- Three required seminars establish the context, objects, themes, problems, and methods defining the program, with special attention to leading examples of historical movements and contemporary problems.
- Proseminar: Designed to acquaint students with the RPC faculty and their various approaches to the field, this seminar introduces students to key theories, vocabularies, and analytics used in the fields of Rhetoric and Cultural Studies.
- Modes of Cultural Analysis: This seminar prepares students to engage in the cultural analysis of communicative forms, genres, and practices as situated in given contexts and historical moments. As such, it begins with the examination of some of the complex, even contradictory concepts of “culture” that have been used to describe and analyze the constitution and consequences of communicative behavior. Drawing on political economy, critical cultural theory, and the literatures on identity, subject, and community formation, this course introduces students to the challenges involved in connecting rhetoric and culture.
- Classical Rhetoric and its Afterlives: This seminar attends to several of the classic texts in the history of rhetoric as it can be a tradition of erudition for the study of discourse, culture, and the conduct of inquiry, with particular regard to the problem of having to invent that tradition within the modern era. The purpose of the seminar is to help each student develop hermeneutic strategies for productive use of the historical legacy in respect to contemporary theoretical interests, institutional practices, and cultural conditions.

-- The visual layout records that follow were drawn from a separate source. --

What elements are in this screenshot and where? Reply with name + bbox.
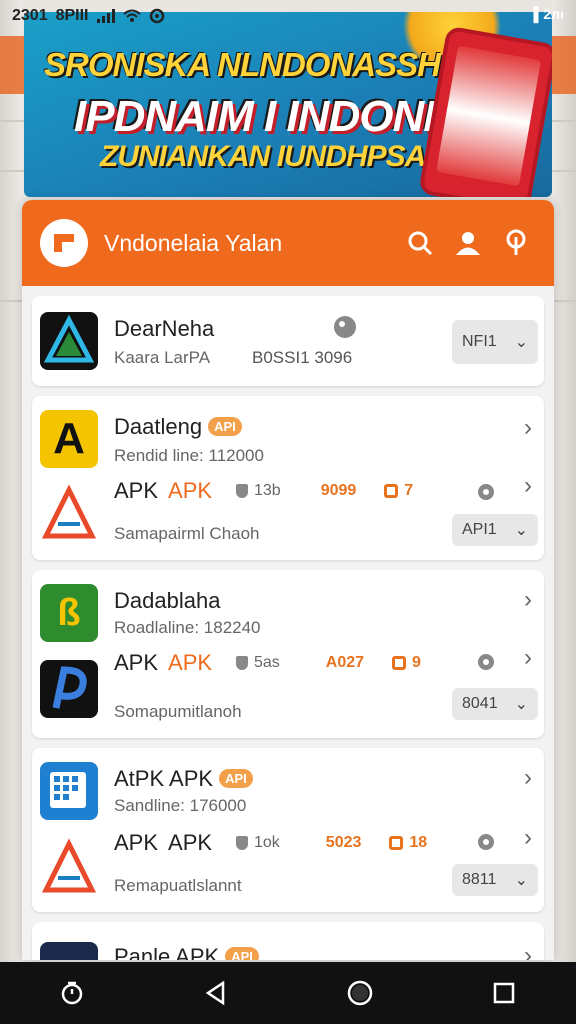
status-bar: 2301 8PIII ▌2лı — [0, 0, 576, 32]
assistant-icon[interactable] — [47, 968, 97, 1018]
item-title: Daatleng API — [114, 414, 242, 440]
chevron-down-icon: ⌄ — [514, 696, 528, 713]
item-stats: 5as A027 9 — [236, 654, 421, 672]
stat-size: 5as — [254, 654, 280, 671]
signal-icon — [96, 9, 115, 23]
item-title: Panle APK API — [114, 944, 259, 960]
version-dropdown[interactable]: NFI1 ⌄ — [452, 320, 538, 364]
list-item[interactable]: DearNeha Kaara LarPA B0SSI1 3096 NFI1 ⌄ — [32, 296, 544, 386]
app-logo — [40, 219, 88, 267]
item-code: B0SSI1 3096 — [252, 348, 353, 367]
dropdown-value: 8811 — [462, 871, 497, 888]
dropdown-value: NFI1 — [462, 333, 497, 350]
stat-version: 9 — [412, 654, 421, 671]
banner-line-1: SRONISKA NLNDONASSH — [44, 46, 441, 83]
version-dropdown[interactable]: API1 ⌄ — [452, 514, 538, 546]
chevron-right-icon[interactable]: › — [524, 942, 532, 960]
stat-size: 13b — [254, 482, 281, 499]
app-icon-secondary — [40, 838, 98, 896]
sync-icon — [149, 8, 164, 24]
stat-count: 9099 — [320, 482, 357, 499]
status-battery: ▌2лı — [533, 6, 565, 22]
api-badge: API — [219, 769, 253, 788]
apk-label: APK APK — [114, 830, 213, 855]
wifi-icon — [122, 9, 141, 22]
chevron-right-icon[interactable]: › — [524, 764, 532, 792]
box-icon — [384, 484, 399, 498]
app-header: Vndonelaia Yalan — [22, 200, 554, 286]
chevron-down-icon: ⌄ — [514, 522, 528, 539]
chevron-right-icon[interactable]: › — [524, 824, 532, 852]
background-edge-left — [0, 0, 22, 1024]
api-badge: API — [208, 417, 242, 436]
apk-label: APK APK — [114, 478, 213, 503]
list-item[interactable]: A Daatleng API Rendid line: 112000 › APK A… — [32, 396, 544, 560]
item-subtitle: Roadlaline: 182240 — [114, 618, 261, 637]
verified-icon — [334, 316, 356, 338]
item-title: Dadablaha — [114, 588, 221, 613]
app-icon-secondary — [40, 484, 98, 542]
app-icon — [40, 942, 98, 960]
banner-line-3: ZUNIANKAN IUNDHPSAN — [100, 140, 447, 173]
dropdown-value: 8041 — [462, 695, 498, 712]
shield-icon — [236, 484, 248, 498]
list-item[interactable]: ß Dadablaha Roadlaline: 182240 › APK APK … — [32, 570, 544, 738]
back-icon[interactable] — [191, 968, 241, 1018]
shield-icon — [236, 836, 248, 850]
search-icon[interactable] — [400, 223, 440, 263]
promo-banner[interactable]: SRONISKA NLNDONASSH IPDNAIM I INDONFSA! … — [24, 12, 552, 197]
app-list: DearNeha Kaara LarPA B0SSI1 3096 NFI1 ⌄ … — [22, 286, 554, 960]
chevron-right-icon[interactable]: › — [524, 644, 532, 672]
item-stats: 13b 9099 7 — [236, 482, 413, 500]
item-title: AtPK APK API — [114, 766, 253, 792]
list-item[interactable]: Panle APK API › — [32, 922, 544, 960]
settings-dot-icon[interactable] — [478, 654, 494, 670]
box-icon — [389, 836, 404, 850]
item-caption: Remapuatlslannt — [114, 876, 242, 895]
info-icon[interactable] — [496, 223, 536, 263]
app-icon: ß — [40, 584, 98, 642]
version-dropdown[interactable]: 8811 ⌄ — [452, 864, 538, 896]
home-icon[interactable] — [335, 968, 385, 1018]
chevron-right-icon[interactable]: › — [524, 586, 532, 614]
background-edge-right — [552, 0, 576, 1024]
chevron-right-icon[interactable]: › — [524, 472, 532, 500]
version-dropdown[interactable]: 8041 ⌄ — [452, 688, 538, 720]
status-network: 8PIII — [55, 7, 89, 24]
shield-icon — [236, 656, 248, 670]
recents-icon[interactable] — [479, 968, 529, 1018]
app-icon — [40, 312, 98, 370]
person-icon[interactable] — [448, 223, 488, 263]
chevron-down-icon: ⌄ — [514, 334, 528, 351]
app-icon: A — [40, 410, 98, 468]
apk-label: APK APK — [114, 650, 213, 675]
app-icon-secondary — [40, 660, 98, 718]
settings-dot-icon[interactable] — [478, 834, 494, 850]
item-subtitle: Sandline: 176000 — [114, 796, 247, 815]
stat-version: 18 — [409, 834, 428, 851]
item-caption: Somapumitlanoh — [114, 702, 242, 721]
chevron-right-icon[interactable]: › — [524, 414, 532, 442]
dropdown-value: API1 — [462, 521, 497, 538]
app-icon — [40, 762, 98, 820]
system-nav-bar — [0, 962, 576, 1024]
stat-version: 7 — [404, 482, 414, 499]
status-time: 2301 — [12, 7, 48, 24]
app-title: Vndonelaia Yalan — [104, 229, 283, 256]
api-badge: API — [225, 947, 259, 960]
box-icon — [392, 656, 407, 670]
chevron-down-icon: ⌄ — [514, 872, 528, 889]
item-subtitle: Rendid line: 112000 — [114, 446, 264, 465]
stat-count: 5023 — [325, 834, 362, 851]
app-window: Vndonelaia Yalan DearNeha Kaara LarPA B0… — [22, 200, 554, 960]
settings-dot-icon[interactable] — [478, 484, 494, 500]
item-stats: 1ok 5023 18 — [236, 834, 427, 852]
stat-count: A027 — [325, 654, 365, 671]
item-subtitle: Kaara LarPA — [114, 348, 211, 367]
list-item[interactable]: AtPK APK API Sandline: 176000 › APK APK 1o… — [32, 748, 544, 912]
stat-size: 1ok — [254, 834, 280, 851]
item-title: DearNeha — [114, 316, 215, 341]
item-caption: Samapairml Chaoh — [114, 524, 260, 543]
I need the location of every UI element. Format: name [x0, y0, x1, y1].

The course includes representative texts from Greek and Roman antiquity as well as examples from later historical periods of significant recuperations and reconsiderations of the classical legacy.
- Additional courses: Each degree-track student will develop, in consultation first with a temporary advisor and later with the dissertation advisor and the consent of the program faculty, a plan of curricular study to maintain normal progress toward completion of a Ph.D. It is assumed that many of the courses will be taught by core RPC faculty but that others will include offerings by CS department faculty and faculty from around the university. Students entering with a B. A. typically take 27 courses. Students entering with an M. A. typically take 18 courses. Some independent study courses can be used to prepare for the qualifying exams.
- Other requirements: Students without an M.A. or equivalent degree must complete either a Master’s thesis, Master’s project or written exam en route to the Ph.D. Successful completion of three written qualifying examinations, oral defense of the exams and preliminary discussion of a prospectus, dissertation prospectus, oral defense of the prospectus, dissertation, and oral defense of the dissertation. Exams are administered by the advisor and selected other faculty who serve together as the examining committee; the committee supervising the dissertation and the oral defense of the dissertation need not be the same committee as that assembled for the qualifying examinations. Students are responsible for timely completion of the degree according to University, School, Department, and Program rules, procedures, and deadlines, and should review the written regulations of the Graduate School and the School of Communication regarding these and any other pertinent requirements.
- Additional programming, which is provided by the program, allied departments, and University centers, includes:
- conferences organized by program faculty;
- summer seminars by the Center for Global Culture and Communication: a one-week period of intensive study of a topic with a series of visiting faculty;
- ad hoc seminars: one-time sessions organized by graduate students, often focused on work in progress;
- lectures by visiting scholars.
Seminar study is supplemented by frequent conferences and summer workshops. The program also enjoys Northwestern University’s rich intellectual environment of public lectures, workshops, and conferences.
Students receive twelve-month funding for five years and other support as well, with teaching or research assistance obligations in the second, third, and fifth years.